Le grand pèlerinage annuel de la Mecque commence ce vendredi pour les plus de deux millions de musulmans qui vont se rendre dans la ville sainte de l'Islam, pour y accomplir l'un des cinq piliers de leur religion. Défi logistique pour le royaume, mais aussi technologique qui en fait un pèlerinage 2.0.

La Mecque a rasé une grande partie de son patrimoine architectural pour faire pousser des tours, des centres commerciaux ultra-modernes.
La Mecque a rasé une grande partie de son patrimoine architectural pour faire pousser des tours, des centres commerciaux ultra-modernes. © AFP / Karim Sahib

Pour le pèlerin à la Mecque, il y a deux défis au quotidien. Communiquer et s'orienter dans une ville envahie par plus de deux millions de personnes. 

Tous les pèlerins, venant du monde entier, ne parlent pas arabe. Pour eux, une multitude d'applications de traduction est proposée. Une d'entre elles est fournie ("Manasikana") par le ministère du pèlerinage. 

Application de traduction fournie par les autorités saoudiennes à destination des pèlerins non arabophones.
Application de traduction fournie par les autorités saoudiennes à destination des pèlerins non arabophones.

En 2016, le royaume, voulant impressionner le monde par la qualité de ses services, a proposé des bracelets électroniques GPS. En plus du service de géolocalisation, toutes les données personnelles et médicales y sont inscrites, en cas d'hospitalisation. 

Ce service a été développé après une bousculade meurtrière qui a avait fait plus de 2 200 morts en 2015. Après ce drame, le pouvoir saoudien a lancé un programme visant à rassurer les pèlerins, "smart hajj" ("hajj" pour pèlerinage en arabe). 

La nouveauté de cette année est le déploiement de la 5G dans la ville sainte. Cette technologie n'est pas encore opérationnelle dans la plupart des grande villes occidentales.

Grande Mosquée climatisée, escalators sur des lieux saints… 

La technologie fait maintenant partie intégrante du "Hajj". On incité à l'innovations. Un ingénieur de la Mecque a ainsi mis au point un "parapluie intelligent". Une ombrelle classique pour se protéger des 40° du mois d’août, doté d'un ventilateur. Mais surtout équipé de petits panneaux solaires pour pouvoir charger au choix son GPS, ou son portable, indispensable compagnon de pèlerinage. 

Le "parapluie intelligent" peut faire à peu près tout , y compris se protéger du soleil brûlant de la Mecque.
Le "parapluie intelligent" peut faire à peu près tout , y compris se protéger du soleil brûlant de la Mecque. © AFP / Ahmad Gharabli

Fini le temps où les mobiles étaient interdits autour de la pierre noire de la Kabaa, lieu sacré de l'Islam, autour de laquelle marchent les fidèles. Aujourd'hui, les selfies sont légion et font partie du paysage.
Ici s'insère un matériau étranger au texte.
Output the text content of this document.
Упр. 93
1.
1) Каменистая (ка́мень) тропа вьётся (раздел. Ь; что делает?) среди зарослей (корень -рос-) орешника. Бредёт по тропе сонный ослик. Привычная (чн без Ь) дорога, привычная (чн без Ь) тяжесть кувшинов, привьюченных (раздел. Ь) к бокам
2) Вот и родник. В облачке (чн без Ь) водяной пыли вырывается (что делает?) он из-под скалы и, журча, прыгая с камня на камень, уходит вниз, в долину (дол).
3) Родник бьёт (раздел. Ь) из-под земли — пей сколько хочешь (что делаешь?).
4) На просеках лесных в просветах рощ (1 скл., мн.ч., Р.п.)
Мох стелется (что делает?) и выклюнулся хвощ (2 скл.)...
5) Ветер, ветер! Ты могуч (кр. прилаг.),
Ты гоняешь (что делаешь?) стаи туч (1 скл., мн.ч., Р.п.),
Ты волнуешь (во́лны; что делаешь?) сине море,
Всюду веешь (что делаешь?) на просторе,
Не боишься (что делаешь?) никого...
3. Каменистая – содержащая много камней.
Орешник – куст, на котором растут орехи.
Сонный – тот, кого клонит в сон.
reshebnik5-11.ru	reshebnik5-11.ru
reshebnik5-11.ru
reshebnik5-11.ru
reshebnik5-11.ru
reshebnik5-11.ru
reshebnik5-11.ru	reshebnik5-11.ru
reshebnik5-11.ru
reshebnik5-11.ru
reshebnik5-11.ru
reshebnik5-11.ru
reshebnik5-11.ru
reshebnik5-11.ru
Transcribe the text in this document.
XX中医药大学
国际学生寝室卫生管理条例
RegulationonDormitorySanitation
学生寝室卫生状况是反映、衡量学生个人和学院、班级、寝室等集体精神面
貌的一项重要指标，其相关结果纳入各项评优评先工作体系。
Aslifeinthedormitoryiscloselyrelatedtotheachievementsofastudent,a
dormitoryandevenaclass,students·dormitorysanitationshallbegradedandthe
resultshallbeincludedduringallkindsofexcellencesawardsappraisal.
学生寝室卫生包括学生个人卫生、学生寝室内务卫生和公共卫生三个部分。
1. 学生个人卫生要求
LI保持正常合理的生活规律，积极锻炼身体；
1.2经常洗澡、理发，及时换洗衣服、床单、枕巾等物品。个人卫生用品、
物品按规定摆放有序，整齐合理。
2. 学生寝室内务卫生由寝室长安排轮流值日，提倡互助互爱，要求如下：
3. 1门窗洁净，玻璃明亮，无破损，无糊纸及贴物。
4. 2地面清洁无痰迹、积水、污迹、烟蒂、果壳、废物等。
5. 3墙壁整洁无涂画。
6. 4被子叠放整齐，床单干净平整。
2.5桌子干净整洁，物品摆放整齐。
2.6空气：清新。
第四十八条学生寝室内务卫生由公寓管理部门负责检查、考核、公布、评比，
Pour rendre plus fluide la circulation des pèlerins sur le site de la Kaaba, deux étages ont été construits, reliés au rez-de-chaussée par des escalators. Les pèlerins accomplissent le rite dans des couloirs climatisés ou ventilés. Le but est de construire au final un bâtiment de six étages pour la prière, doté de 680 escalators et de 24 ascenseurs. 

Ce pèlerinage possède aussi une dimension géopolitique pour le royaume des Saoud, qui veut étendre son influence sur le monde musulman. Pour parfaire son image de marque, il a fait construire il y a presque 10 ans un métro aérien entre les différentes stations du pèlerinage. 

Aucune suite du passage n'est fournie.